Saturday, September 30, 2006

Advice for the next PM

Many elements of Gordon Brown’s Labour Conference speech were received cautiously by all, not least his pledge to radically devolve power.

"Gordon the decentraliser" - try it for yourself. Say it out loud and see how it sounds.

Convinced? Me neither.

Here are a few things that - if he could be overheard talking about them – could change this perception. There are lots of decentralising platidudes that are the stock-in-trade of most politicians. But few of them address the balance of power-relations that are, in my view, the cause of the continued tendancy towards centralisation. I've knocked this list up in a few minutes and I'm not about to pretend that it's perfect, but it's a start.

However, as I’ve commented before, Gordon Brown takes inscrutability to new levels. With his track record, he’d need to speak to a crowded room and commit himself to any of this before it could be taken seriously. Here goes. He should announce his preferences for....
  1. A fully elected second chamber. A no-brainer really. If it were up to me, I’d hold an election two years after every general election. Make this chamber the one proposes and scrutinises legislation. Make the current House of Commons (with it’s strong local representation) the revising chamber. This would make MPs more locally accountable and less focussed on the duty that they think that they have to their political parties. It will create stronger local politicians who will become power-brokers. A cabinet full of these is better than the current situation where the PM has most of the patronage at his disposal.
  2. Proportional Representation – for the elected second chamber elections. Pick a form of PR that doesn’t involve party lists. One where you vote for individuals. This will further reduce the power of the Prime Minister.
  3. To Scrap party list systems in European Parliament elections and anywhere else, for that matter. Anything that can weaken the hold that political parties have over representatives is a good thing.
  4. To establish regional constituent assemblies. This would get regional government through the back door. No ‘constitutional’ rubbish. No demands for a referendum. Just give existing local Councillors more power. Give them a secret ballot to elect members to a constituent assembly. This assembly can scrutinise local quangos and RDAs and stuff. They can also be given some of Westminster's powers. And keep quiet about long-term plans to make these assemblies directly elected once they’ve proven themselves. This would make Councillors more powerful and presdigious. People might start to think about who they vote for (and vote) in local elections again. Currently, the public seem to use local elections to send a message to Westminster.
  5. To give local Councillors more power and resources. Commit to funding ‘member development’ projects. Train Councillors to communicate, consult, carry out local research and apply it to their policymaking. Ensure that political parties don’t have the monopoly on effective policymaking. Make the voluntary sector more responsible to Councillors if they run local services.

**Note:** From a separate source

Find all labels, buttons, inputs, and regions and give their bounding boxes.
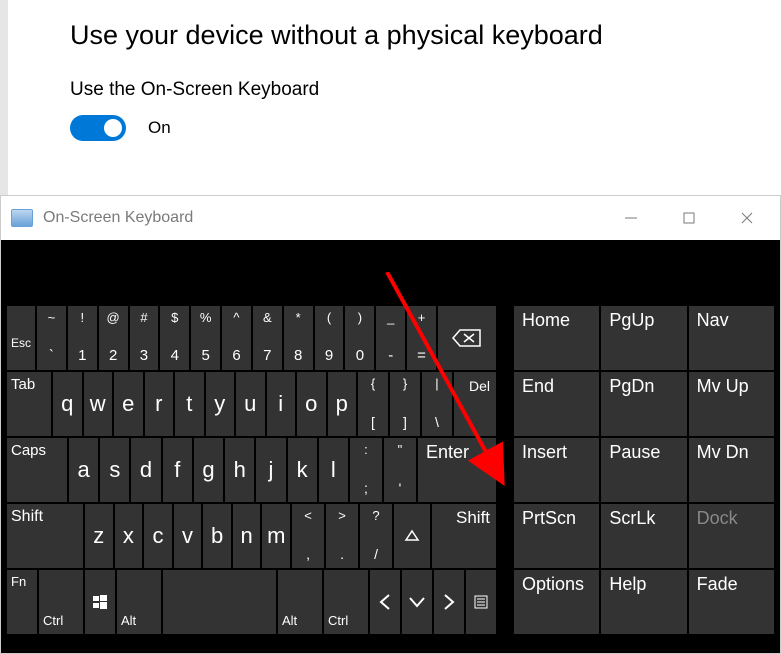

If the public know who their Councillors are, and see it as an attractive role, local democracy will be enhanced.
  6. Commit to local neighbourhood governance – but say you won’t do it until you have completed a programme to increase the quality and capacity of local Councillors. Councillors should be the instrument of neighbourhood governance.
  7. Provide funding to political parties – but NOT for campaigning or organisation. Give them public money so that they can actually do real research – and not make it up as they go along. Fund them to train prospective candidates – ensuring that candidates reach a basic standard of competence in the skills needed for representation. Tell the parties that they will be expected to provide the top level of civil servants when they win an election. Then give out P45s to Permanent Secretaries and all of the other ballast that are always there - whoever wins the election.
  8. Encourage the social privatisation of local services. Do what Greenwich Council did with their leisure services – privatise them to a worker co-op of existing employees. This will ensure that people who care about local services are running them – and recycling surpluses as service improvements. Put Councillors on the boards of these companies.
  9. Put VAT on all ‘newspapers’ that are dominated by reportage rather than comment. Incentivise the bastards to report things rather than just make the facts up and then comment on them. (I know, this is my most sketchy proposal here – it needs a bit of fleshing out, but work with me on this, won’t you?)
  10. And, leaving the best till last, take all football teams into public ownership in some way or other (local rather than national government) and provide them with subsidies based upon their European ranking in, say, 1979 or 1980. This will foster local pride once more, as well as restoring the natural order of things.
By the way, that last point isn't as flippant as it seems - I thought it through a bit a while ago.

2 comments:

Ivan said...

'platidudes' - good word. I know some of those - guys with attitudes.
Your Resident Proofreader (nice new look, btw)

Paul Anderson said...

How about extending it to 1978-82 and excluding Aston Villa because they're Brummie scummies?